You are probably like me. Whatever you fish for and however you like to fish, you know a hook is better sharp than not and you will have a good look at the point before some, if not most, of your sessions. With Tom and Dan, though, sharp has become a religion. Nash make a hook sharpening kit commercially and they use theirs to the limit. Or Dan does. Working for Nash, Tom will use a hook for just a single cast and then replace it with a new one. On a top, rough, carp water, a cast can last a good while out there, but this habit still comes in at 50p a pop. Most of us would prefer to invest in the sharpening kit, I guess, but why take hook love quite so far?

According to the dynamic duo, the simple fact of being in the water can blunt a hook point as the acids work on it. Reeling in can be disastrous as the hook ricochets against gravel, stones, branches or even swan mussel shells. Hooking a fish and then removing that hook can be a point killer, too, they said. You have to get that file out or tie on a new hook altogether once the fish has been caught.

These boys were fishing self-hooking rigs, so blunt hooks cannot be compensated for on the strike. They are also fishing waters where a couple of runs a season are the norm, so a take is not something you want to miss, or risk missing. Not many of us are quite fishing on such a cliff face. Or are we? Fly, bait, lure, freshwater or salt, if we put a hook into a fish's mouth, surely we have a responsibility to land it if we possibly can.

In that department, I stink. Back in Norfolk, I looked at my tench rods, set up with feeders. The three of them were still made up from the last warm autumnal sessions after the species. Those hook points could not have penetrated a bowl of custard. The more I thought about them, I realised, uncomfortably, that the hooks probably had gone on the rigs in April and stayed there for months. That equates to hundreds of casts. Endless bait-ups. Plenty of unhooking operations and a depressing number of tench bumped, played a second and then lost.

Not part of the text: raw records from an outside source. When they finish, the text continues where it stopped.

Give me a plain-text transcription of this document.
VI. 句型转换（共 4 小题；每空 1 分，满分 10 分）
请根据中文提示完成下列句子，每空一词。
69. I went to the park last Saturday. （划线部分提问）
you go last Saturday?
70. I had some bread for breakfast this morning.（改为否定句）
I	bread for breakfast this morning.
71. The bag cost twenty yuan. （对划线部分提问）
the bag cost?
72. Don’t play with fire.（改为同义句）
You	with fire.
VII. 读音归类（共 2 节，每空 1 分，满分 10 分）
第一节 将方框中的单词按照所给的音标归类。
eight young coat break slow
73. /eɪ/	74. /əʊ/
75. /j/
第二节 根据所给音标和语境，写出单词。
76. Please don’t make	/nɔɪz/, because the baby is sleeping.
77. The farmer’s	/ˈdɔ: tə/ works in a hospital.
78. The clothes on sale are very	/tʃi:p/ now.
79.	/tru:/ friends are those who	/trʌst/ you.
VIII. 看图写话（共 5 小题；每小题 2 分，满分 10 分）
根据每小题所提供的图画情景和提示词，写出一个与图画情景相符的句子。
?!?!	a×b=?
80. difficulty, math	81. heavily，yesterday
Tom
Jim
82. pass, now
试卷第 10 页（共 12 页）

The more I replayed my summer, the more tench I remembered coming unstuck. The more takes that never turned into hook-ups. I know we all have the importance of sharp hooks lodged somewhere in our consciousness, but I bet a lot of you are as casual about them as I have been. I hope this exhortation might land you more tench, trout, tope, or whatever in the future.

I'm less apologetic when it comes to knots. Tom and Dan had a list of them up their sleeves, notably grinners. I'm a half 'blood' knot slob and have been for decades. Okay, if I have to, I can muster a few specialist knots to cover occasional situations when the 'blood' just won't do. Ninety five percent of the knots I've tied in my career, though, have been 'bloods', either double, single or tucked or not. Whatever variation, the 'blood' is almost universally reviled, but it has done me proud, almost without exception. I have suffered endless knot snobberies but still managed to put as many fish on the bank as most. Perhaps confidence in what you do is paramount.

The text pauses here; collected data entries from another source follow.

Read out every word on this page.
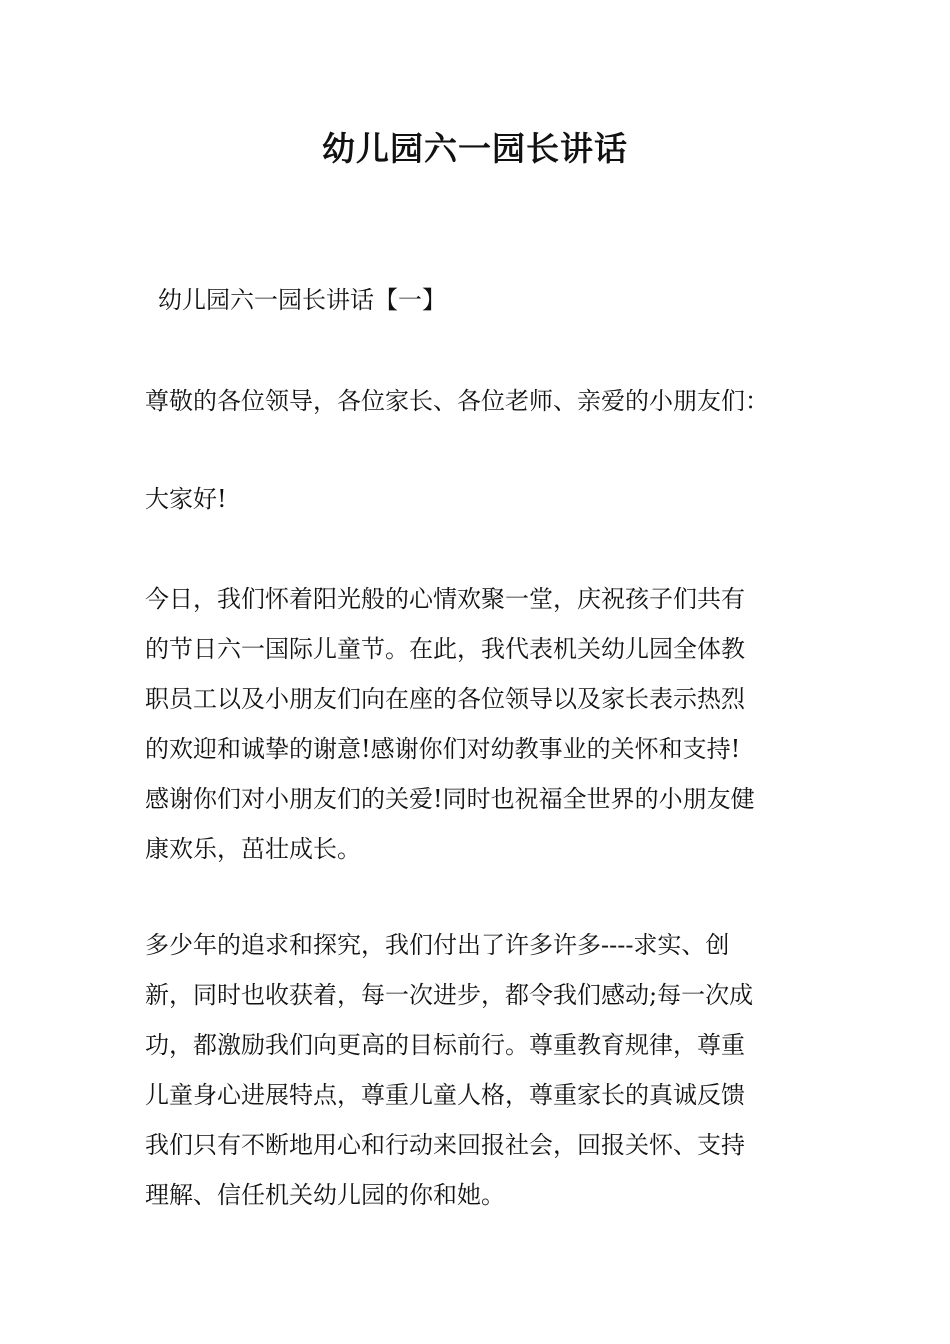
幼儿园六一园长讲话

幼儿园六一园长讲话【一】

尊敬的各位领导，各位家长、各位老师、亲爱的小朋友们：

大家好!

今日，我们怀着阳光般的心情欢聚一堂，庆祝孩子们共有

的节日六一国际儿童节。在此，我代表机关幼儿园全体教

职员工以及小朋友们向在座的各位领导以及家长表示热烈

的欢迎和诚挚的谢意!感谢你们对幼教事业的关怀和支持!

感谢你们对小朋友们的关爱!同时也祝福全世界的小朋友健

康欢乐，茁壮成长。

多少年的追求和探究，我们付出了许多许多----求实、创

新，同时也收获着，每一次进步，都令我们感动;每一次成

功，都激励我们向更高的目标前行。尊重教育规律，尊重

儿童身心进展特点，尊重儿童人格，尊重家长的真诚反馈

我们只有不断地用心和行动来回报社会，回报关怀、支持

理解、信任机关幼儿园的你和她。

Which is where I end, abashed a final time. Over the years, I have tended to choose flies, baits and even lures that have merged with the natural foodstuffs that fish are eating. Tom and Dan rather rubbished that, baiting up with pink and white boilies. Why not? Sweetcorn? Orange 'blob' flies? Fluorescent lures? On my first trip out back on the Wensum, the pink boilies that the lads gave me caught chub like I wouldn't have believed.

So that's what I'll be up to for much of the winter. You will find me on the rivers with a pink bait attached to a blood-curdlingly sharp hook, tied to the line by means of a half 'blood' knot, of course.